I would like to find out how to treat severe fin rot in a betta fish. The fish's dorsal fin is almost gone and in the spot where the fin grew out of the body is now a rather "big" lump of tissue (I guess) under the scales. So far, I have tried melafix with almond leaf, extra aquarium salt, and more water cleaning (change half of the water in the tank every 2 days). At this point, I am about to try Tetracycline. Is there anything that works that I could try?

Thank you.

Hello Saso,

My name is XXXXX XXXXX I'm a biologist who has owned bettas for many years. I'm sorry to hear of your fish's problem. Aqaurium salt works well for mild fin rot. Melafix will do nothing at all for it. At this point, your betta has fin rot that has spread to his body, and it will take real antibiotics to clear it up. This infection is usually caused by gram negative bacteria. Maracyn 2 is most effective against this type. Other antibiotics, including tetracycline can be also used, but I've found the Maracyn 2 to be most effective.
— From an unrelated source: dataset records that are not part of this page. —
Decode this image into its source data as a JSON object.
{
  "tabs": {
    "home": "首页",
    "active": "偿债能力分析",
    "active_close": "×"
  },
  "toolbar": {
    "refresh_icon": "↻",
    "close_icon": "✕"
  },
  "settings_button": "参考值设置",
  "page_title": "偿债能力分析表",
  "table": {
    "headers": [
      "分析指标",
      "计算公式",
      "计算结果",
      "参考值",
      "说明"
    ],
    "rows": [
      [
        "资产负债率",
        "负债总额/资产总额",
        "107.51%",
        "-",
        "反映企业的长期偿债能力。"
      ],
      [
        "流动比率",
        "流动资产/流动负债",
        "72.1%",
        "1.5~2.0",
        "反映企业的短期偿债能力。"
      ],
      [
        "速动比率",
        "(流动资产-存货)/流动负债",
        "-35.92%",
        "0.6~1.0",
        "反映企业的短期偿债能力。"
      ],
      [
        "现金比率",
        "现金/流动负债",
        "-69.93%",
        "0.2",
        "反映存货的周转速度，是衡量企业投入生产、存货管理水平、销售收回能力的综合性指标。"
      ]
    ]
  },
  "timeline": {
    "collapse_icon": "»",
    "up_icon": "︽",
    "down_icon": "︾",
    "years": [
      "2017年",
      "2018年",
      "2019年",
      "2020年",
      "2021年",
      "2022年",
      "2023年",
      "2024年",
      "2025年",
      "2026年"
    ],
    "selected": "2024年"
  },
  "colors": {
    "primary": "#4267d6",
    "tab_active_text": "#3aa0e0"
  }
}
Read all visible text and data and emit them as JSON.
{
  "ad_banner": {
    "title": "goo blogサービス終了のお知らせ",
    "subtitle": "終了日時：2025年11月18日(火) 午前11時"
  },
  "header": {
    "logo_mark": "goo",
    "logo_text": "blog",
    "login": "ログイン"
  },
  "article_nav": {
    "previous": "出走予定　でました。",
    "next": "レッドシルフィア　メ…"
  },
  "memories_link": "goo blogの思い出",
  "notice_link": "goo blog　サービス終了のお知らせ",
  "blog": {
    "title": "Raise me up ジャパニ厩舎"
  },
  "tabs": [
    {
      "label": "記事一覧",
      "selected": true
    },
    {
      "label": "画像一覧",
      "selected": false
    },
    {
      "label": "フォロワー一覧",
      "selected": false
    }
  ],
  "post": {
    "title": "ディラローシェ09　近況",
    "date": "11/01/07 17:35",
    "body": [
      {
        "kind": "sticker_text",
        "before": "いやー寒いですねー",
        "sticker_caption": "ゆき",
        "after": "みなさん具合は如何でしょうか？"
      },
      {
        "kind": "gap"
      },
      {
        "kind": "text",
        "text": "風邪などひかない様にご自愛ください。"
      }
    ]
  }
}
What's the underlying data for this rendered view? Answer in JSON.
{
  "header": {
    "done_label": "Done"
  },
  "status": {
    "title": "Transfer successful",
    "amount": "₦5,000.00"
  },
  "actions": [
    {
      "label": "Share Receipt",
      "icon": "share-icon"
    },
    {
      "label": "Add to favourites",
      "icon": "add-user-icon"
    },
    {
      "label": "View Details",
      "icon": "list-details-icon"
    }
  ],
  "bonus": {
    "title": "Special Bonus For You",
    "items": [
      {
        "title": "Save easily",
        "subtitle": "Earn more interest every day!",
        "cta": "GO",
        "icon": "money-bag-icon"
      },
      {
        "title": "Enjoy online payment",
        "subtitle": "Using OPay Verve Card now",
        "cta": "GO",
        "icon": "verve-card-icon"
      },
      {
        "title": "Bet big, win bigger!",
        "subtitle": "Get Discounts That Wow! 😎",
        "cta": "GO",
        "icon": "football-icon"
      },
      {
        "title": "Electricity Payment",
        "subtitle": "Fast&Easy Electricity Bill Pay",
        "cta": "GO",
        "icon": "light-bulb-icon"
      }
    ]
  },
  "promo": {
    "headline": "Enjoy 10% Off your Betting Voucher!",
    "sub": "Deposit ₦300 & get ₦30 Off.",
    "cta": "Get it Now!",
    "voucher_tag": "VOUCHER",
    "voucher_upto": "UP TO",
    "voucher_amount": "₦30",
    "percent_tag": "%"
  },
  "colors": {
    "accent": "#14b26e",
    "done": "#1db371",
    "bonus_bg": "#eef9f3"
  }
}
There are some other things to consider. The tank should be kept at 76*F to 78*F becasue those temperatures inhibit the growth of the bacteria. Water quality must be perfect. I would do a 100% water change, using water that has had the chlorine removed and is the same temperature as what is in the tank. Remove carbon from the filter. Then treat with Maracyn 2 according to the package directions. If water conditions are not kept perfect, no medicine will work. It's best to test for ammonia and nitrites every day. You want them at zero.

If you have more questions, let me know by clciking on REPLY. I hope your betta will reach a full recovery.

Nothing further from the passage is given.